Growing Number of Dads Home with the Kids

Chapter 2: Why Are Dads Staying Home?

The biggest share of stay-at-home fathers is out of the workforce due to illness or disability. About one-third (35%) fall into this category. This share is down substantially from 1989, when 56% of all at-home fathers reported that they were home for this reason. The decline in this category has been supplanted by increases in the share of fathers who are home to care for their family, or because they couldn’t find work.

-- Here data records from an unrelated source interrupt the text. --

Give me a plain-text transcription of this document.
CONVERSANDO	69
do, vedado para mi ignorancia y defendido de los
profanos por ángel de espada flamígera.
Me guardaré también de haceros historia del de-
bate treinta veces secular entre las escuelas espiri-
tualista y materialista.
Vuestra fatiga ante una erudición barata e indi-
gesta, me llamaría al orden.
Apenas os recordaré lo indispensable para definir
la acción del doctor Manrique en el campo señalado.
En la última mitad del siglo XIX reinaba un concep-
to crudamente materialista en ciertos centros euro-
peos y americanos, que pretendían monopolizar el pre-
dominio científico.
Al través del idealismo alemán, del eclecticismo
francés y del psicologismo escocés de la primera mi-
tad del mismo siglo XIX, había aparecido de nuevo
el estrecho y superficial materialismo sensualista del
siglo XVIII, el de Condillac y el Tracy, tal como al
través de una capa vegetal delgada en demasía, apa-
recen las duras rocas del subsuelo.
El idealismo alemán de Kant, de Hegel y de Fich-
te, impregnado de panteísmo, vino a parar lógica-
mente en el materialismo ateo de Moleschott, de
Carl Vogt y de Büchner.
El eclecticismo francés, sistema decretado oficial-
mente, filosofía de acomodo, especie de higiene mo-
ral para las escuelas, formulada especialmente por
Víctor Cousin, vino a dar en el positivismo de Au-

Why Are Dads Staying Home?In 2012, roughly one-in-four fathers who lived with their children (23%) reported that they were at-home because they couldn’t find work. This number was 15% in 1989, fell in subsequent years, but spiked dramatically in the wake of the Great Recession; by 2010, fully one-third (32%) of at-home fathers said they were home mainly because they could not find a job. Since that time, the share of stay-at-home fathers who can’t find work has been dropping notably. Smaller spikes in the prevalence of fathers who were unable to find work occurred during the recessions of the early 1990s and the early 2000s, as well.

While the inability to find work is one of the primary reasons that fathers who live with their children give for being at home, it has not been the only driver of growth in the number of at-home fathers since 1989. In fact, the biggest increase in fathers at home has been among those who are caring for their family; this number rose by 377,000 since 1989. Fully one-fifth (21%) of stay-at-home dads say that they are at home primarily to care for their family; a four-fold increase since 1989, when just 5% of at-home fathers said as much.7 This increase has been the result of steady growth across the decades.

Smaller shares of stay-at-home fathers report that they are not working either because they are in school (8%); retired (9%); or for some other reason (5%).

Unlike stay-at-home fathers, the majority (73%) of stay-at-home mothers report that they are home primarily to care for their children. Just 11% of stay-at-home mothers report that they are home due to illness or disability (compared with 35% of fathers). And 6% of stay-at-home moms say they are at home because they could not find work.

  1. Both quantitative and qualitative research suggests that fathers who state that they are home in order to care for their children differ from those who are home due to other reasons. For instance, those home primarily to care for their children tend to have higher family incomes, are younger, and have younger children than their counterparts who are home due to illness or unemployment.